And what an anomaly she was. Tiki and Nowi were fairly normal, though they struggled with the mortality of others. Nah had been born half a manakete, half a human; from birth, she knew no other experience, and she had made what she could of the cards life dealt her. However, Robin had been born human, died with Grima, then changed to manakete on her return to life.

But her soul hadn’t changed, and it remained the most human of all four gathered that night. Fully human, actually, and she couldn’t deal with immortality. She had only been under its effect for a measly fifty years, and she couldn’t tell memories from illusions, a year from a day, and it would only get worse. They were going to lose her, whether among humans or manaketes.

So she took Grima’s offering and flew out of the stargazing nest, to return to her perch upon her old skull.

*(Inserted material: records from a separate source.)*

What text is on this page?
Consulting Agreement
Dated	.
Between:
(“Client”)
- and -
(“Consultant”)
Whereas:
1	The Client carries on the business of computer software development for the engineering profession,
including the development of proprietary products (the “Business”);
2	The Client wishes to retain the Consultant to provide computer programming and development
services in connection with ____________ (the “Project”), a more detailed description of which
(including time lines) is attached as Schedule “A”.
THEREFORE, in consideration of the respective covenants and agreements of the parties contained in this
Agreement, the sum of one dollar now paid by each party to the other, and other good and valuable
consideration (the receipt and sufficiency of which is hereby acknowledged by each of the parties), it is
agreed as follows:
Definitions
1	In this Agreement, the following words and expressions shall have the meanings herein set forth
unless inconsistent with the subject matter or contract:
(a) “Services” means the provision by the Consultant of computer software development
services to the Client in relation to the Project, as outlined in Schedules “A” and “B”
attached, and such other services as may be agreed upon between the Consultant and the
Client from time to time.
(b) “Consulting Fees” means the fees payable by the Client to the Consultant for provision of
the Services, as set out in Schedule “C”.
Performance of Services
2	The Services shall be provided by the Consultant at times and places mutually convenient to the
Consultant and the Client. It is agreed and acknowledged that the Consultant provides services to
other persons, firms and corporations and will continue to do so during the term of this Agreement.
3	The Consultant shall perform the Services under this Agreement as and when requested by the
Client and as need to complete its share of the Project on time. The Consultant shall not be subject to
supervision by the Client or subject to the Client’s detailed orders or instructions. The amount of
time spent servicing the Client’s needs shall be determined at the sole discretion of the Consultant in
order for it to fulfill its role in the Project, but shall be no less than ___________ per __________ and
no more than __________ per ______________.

She slept on and off, not clear of the passing time. She could form a vague timeline, though she didn’t remember how she came to the knowledge. Morgan died before his sister, leaving behind twin children Robin never met. Lucina died, her daughter became Exalt; her siblings stuck around Ylisse, the number unknown. Some additional children, her great-grandchildren, were born here and there...

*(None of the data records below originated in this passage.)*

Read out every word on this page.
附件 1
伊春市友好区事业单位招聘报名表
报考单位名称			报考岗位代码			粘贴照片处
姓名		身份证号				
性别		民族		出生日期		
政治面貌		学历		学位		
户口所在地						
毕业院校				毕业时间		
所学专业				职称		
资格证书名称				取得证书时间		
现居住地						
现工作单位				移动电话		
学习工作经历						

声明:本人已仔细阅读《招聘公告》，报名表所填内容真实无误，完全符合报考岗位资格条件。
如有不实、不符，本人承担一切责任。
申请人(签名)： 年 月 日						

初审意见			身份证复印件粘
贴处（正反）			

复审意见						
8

She also had the nagging suspicion some days that she was now a great-great-grandmother. Some nights she smiled up at the star she saw Chrom in, and let her mind free with what-ifs; being grandparents together for longer than they had, spoiling all those kids rotten, straining in their fleeting mortality to make it to meet their great-grandchildren perhaps, or perhaps not.

Such was the wonder of mortality. The end was more sudden, the time scarcer and more precious.

...and Grima woke her definitely at the hundredth anniversary of its slaying. Robin felt so awake and aware, she trembled as she moved, every limb heavy for the first time in so long, instead of alight as time ran its course far beneath her. She promptly fell off her perch, accidentally and not at all on purpose, and her dragon landed her as always.

Right in front of a kid no older than sixteen, blue eyes wide but mouth open wider still, with a crown of messy blue hair.

Her blood itself pumped faster than ever inside her, and as the child lifted his right hand, the brand of Naga merged with the mark of Grima on its back, her blood started actually boiling as her dragon form receded and she stood there as Robin. She realized she still wore her tactician’s robe, and felt ashamed at how worn it looked. Tangled in her hair, lopsided on her forehead was her black manakete tiara.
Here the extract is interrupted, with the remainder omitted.